# taz.de -- Debatte Politische Zukunft der Türkei: Der rechte Boom
       
       > In der Türkei beginnt keine linksliberale Ära. Die vergangenen
       > Kommunalwahlen zeigen, dass Ultranationalisten die größten Erfolge
       > feiern.
       
 (IMG) Bild: Selbst wenn Ekrem İmamoğlu auch die Neuwahlen gewinnt, steckt er in einer vertrackten Lage
       
       Wie ein Magnet. [1][Ekrem İmamoğlu zieht die Aufmerksamkeit an]. Ende März
       holte er bei den Bürgermeisterwahlen in Istanbul die meisten Stimmen.
       Seither ist er der Star der Opposition. Und [2][der Albtraum des
       Präsidenten]. Recep Tayyip Erdoğan ließ die Wahlen in der Metropole
       annullieren. Und jetzt fragen sich alle: Gewinnt İmamoğlu auch die
       Neuwahlen Ende Juni? Und wenn ja, löst er Erdoğan 2023 an der Spitze des
       türkisches Staates ab? Das Interesse, das İmamoğlu auslöst, ist berechtigt.
       Nie wurde ein Oppositionspolitiker dem Autokraten so gefährlich. Zugleich
       sorgt der Hype um den Kandidaten der kemalistischen CHP für ein schiefes
       Bild der Entwicklungen in der Türkei. Linke und Liberale sprechen bereits
       von einer neuen, weltoffenen und toleranten Epoche. Doch davon [3][kann
       noch lange keine Rede sein].
       
       Den bedeutendsten Machtgewinn verzeichnen in der Türkei
       ultranationalistische Kräfte. Ihre Erfolge bei den Kommunalwahlen blieben
       weitgehend unbeachtet. Und noch wichtiger als das: Ihr illiberales,
       ausgrenzendes Weltbild floriert – auch in den Reihen der Opposition.
       
       Zunächst einmal wächst der Einfluss der Rechten direkt. Ihr Sammelbecken
       ist traditionell die MHP. 2017 steckte die Partei noch in einer
       existenziellen Krise. Sie zerfiel. Prominente Mitglieder stießen ein neues
       Projekt an, von dem noch die Rede sein wird. Trotz Spaltung gewann die MHP
       im März Dutzende Bürgermeisterposten hinzu, mehr als İmamoğlus CHP. Dieser
       Erfolg spiegelt ihr wachsendes Gewicht in der Regierungskoalition wider.
       
       Die MHP hat sich 2018 mit Erdoğans AKP zur „Volksallianz“ zusammengerauft.
       Das zu erwähnen, ist wichtig, denn der Eindruck, Erdoğan würde die Türkei
       allein regieren, trügt. Die AKP bekommt schon lange keine eigenen
       Mehrheiten mehr. Die Rechten hätten wiederum Schwierigkeiten, die hohe
       10-Prozent-Hürde zu überwinden. AKP und MHP sind aufeinander angewiesen.

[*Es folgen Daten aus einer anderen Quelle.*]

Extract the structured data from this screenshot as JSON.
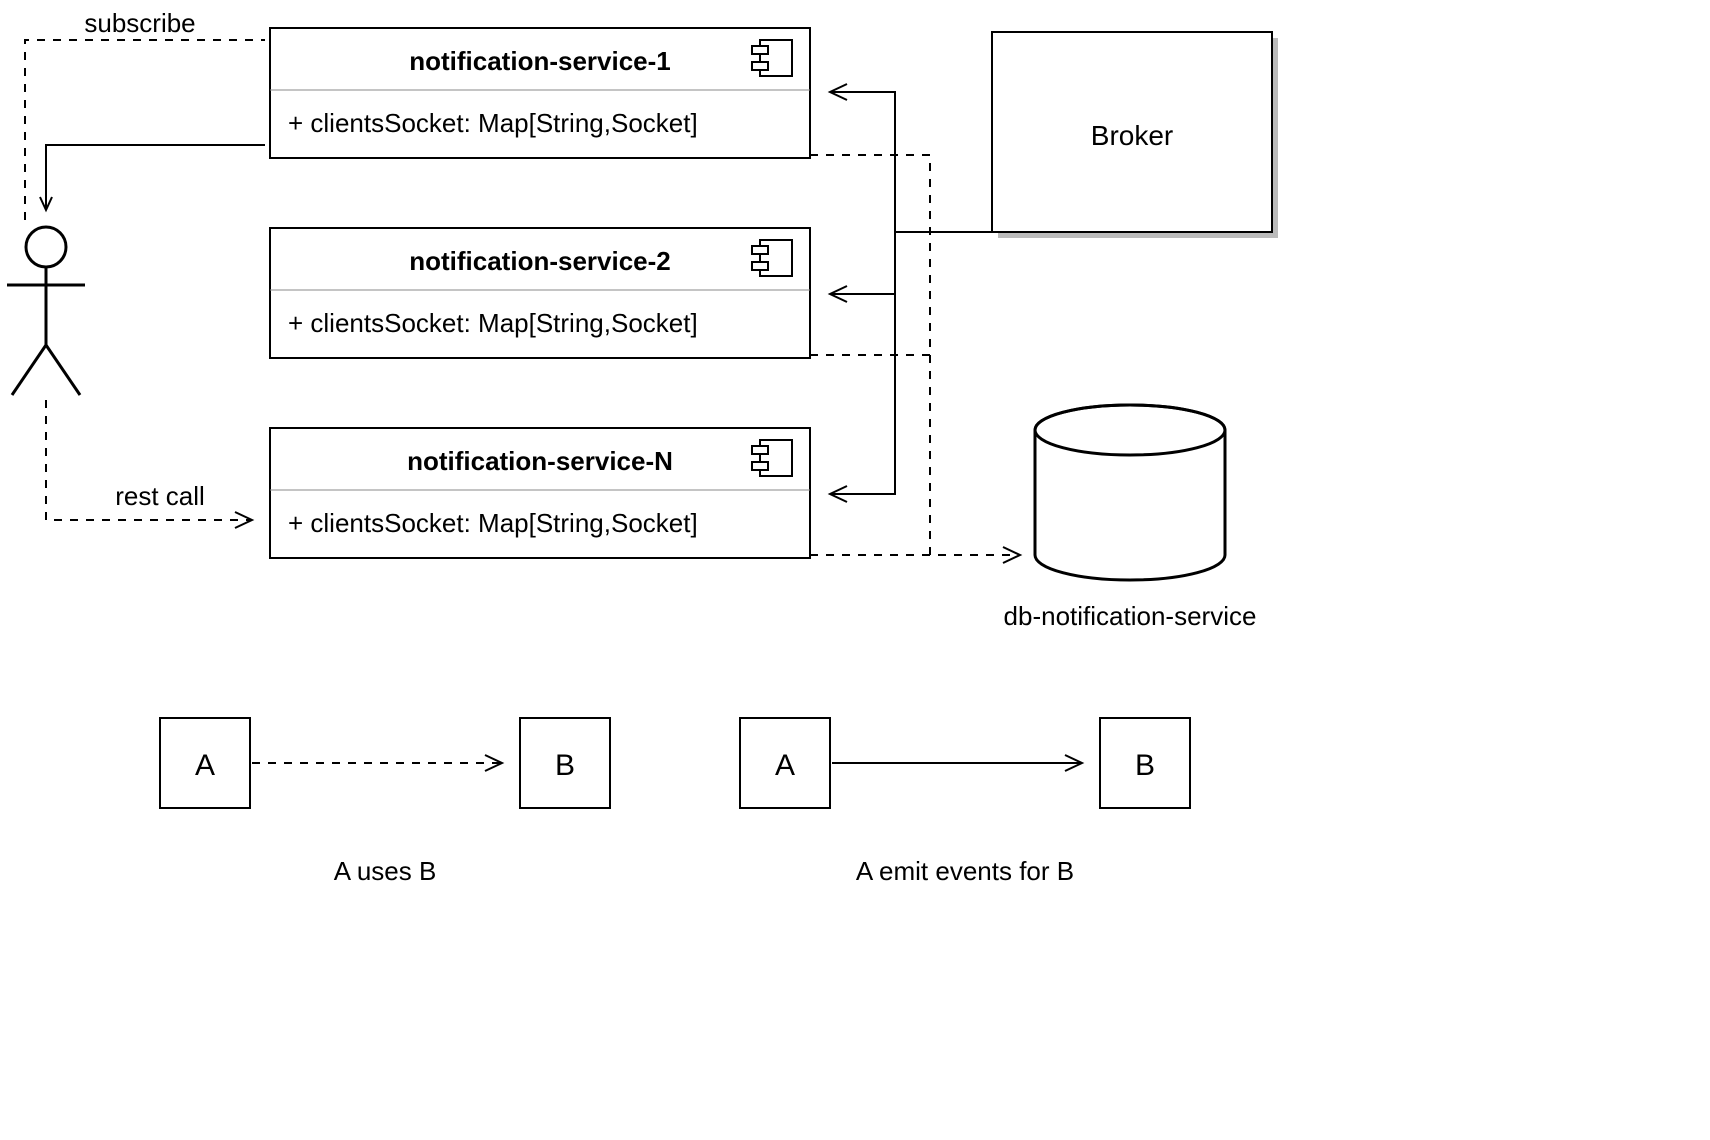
{
  "nodes": {
    "service1": {
      "title": "notification-service-1",
      "attr": "+ clientsSocket: Map[String,Socket]"
    },
    "service2": {
      "title": "notification-service-2",
      "attr": "+ clientsSocket: Map[String,Socket]"
    },
    "serviceN": {
      "title": "notification-service-N",
      "attr": "+ clientsSocket: Map[String,Socket]"
    },
    "broker": {
      "title": "Broker"
    },
    "db": {
      "title": "db-notification-service"
    }
  },
  "edges": {
    "subscribe": "subscribe",
    "restcall": "rest call"
  },
  "legend": {
    "a": "A",
    "b": "B",
    "uses": "A uses B",
    "emits": "A emit events for B"
  }
}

       Mehr denn je gilt aber: Erdoğans religiös-konservatives Lager verliert in
       diesem Bund Macht, die Ultranationalisten gewinnen. Und sie zementieren den
       Kurs des Präsidenten: Multilateralismus? Fremde Mächte wollen doch nur den
       Aufstieg der Türkei sabotieren. Bürgerrechte? Sicherheit first. Die
       Kurdenfrage? Lässt sich nur militärisch lösen. Erdoğan nährt dieses
       Narrativ seit Jahren – allerdings als Opportunist, nicht als Ideologe. Es
       ist nicht lange her, dass er den Friedensprozess mit den Kurden vorantrieb
       und in der EU die Zukunft sah. Doch der Weg zurück zu dieser Agenda ist
       versperrt, zumindest solange Erdoğan auf die Stimmen der MHP angewiesen
       ist.
       
       Was das bedeutet, war kurz nach jenen Wahlen im März zu beobachten: Erdoğan
       warb für eine „Türkei-Allianz“. Regierung und Opposition sollten sich den
       Herausforderungen der Nation gemeinsam stellen. Ein Anflug von Demut nach
       dem Verlust der Großstädte? Nicht bei Erdoğan. Wahrscheinlicher ist, dass
       er Alternativen zur Zwangsehe mit den Rechten testete. Doch der
       Vorsitzende der MHP reagierte. Natürlich könne man versuchen, die Wogen
       zwischen Regierung und Opposition zu glätten, sagte Devlet Bahçeli. Dabei
       dürfe man aber „die Niedertracht und den Verrat“ nicht vergessen.
       
       Bahçeli spielte auf informelle Wahlabsprachen von İmamoğlus CHP und der
       prokurdischen HDP an. Die brandmarkte die AKP im Wahlkampf selbst als einen
       Pakt mit Terroristen. Erdoğan bekräftigte sofort seine Allianz mit den
       Ultranationalisten. Spätestens seit [4][der Entscheidung für Neuwahlen in
       Istanbul], auf die besonders die MHP pochte, ist die Debatte über eine
       „Türkei-Allianz“ tot. Dass Erdoğan jetzt im erneuten Ringen um Istanbul um
       linke Kurden buhlt, ist nur ein Akt der Verzweiflung. In der Metropole
       bekommt er anders keine Mehrheit. Wie lange die MHP das mitmacht? Höchstens
       bis zum 23. Juni, dem Wahltag. Bahçeli hat sich Erdoğans rechte Hand
       gekrallt und lässt sie nicht mehr los.
       
       In den Reihen der Opposition ist Ähnliches zu beobachten. Als die MHP
       zerfiel, entstand die „İyi-Partei“. Ihre Vorsitzende, Meral Akşener,
       stellte sich zwar gegen den autoritären Aufstieg Erdoğans, aber nicht gegen
       die rechte Ideologie ihrer alten Partei. Am 4. April postete sie ein Foto
       von Alparslan Türkeş. An seinem 22. Todestag zollte sie dem Urvater der MHP
       und den Gründer der Grauen Wölfe Respekt. Die Grauen Wölfe sind so etwas
       wie der bewaffnete Arm der MHP. Sie zeichneten in den 1970er Jahren für
       Morde an linken Aktivisten und Intellektuellen verantwortlich.
       
       So wie die MHP ein Bündnis mit der AKP geschlossen hatte, so verbrüderte
       sich die İyi-Partei mit der CHP. Ein wundersames Bündnis, schließlich gilt
       die CHP in Deutschland als „Mitte-links“. Diese Labels passten aber nie.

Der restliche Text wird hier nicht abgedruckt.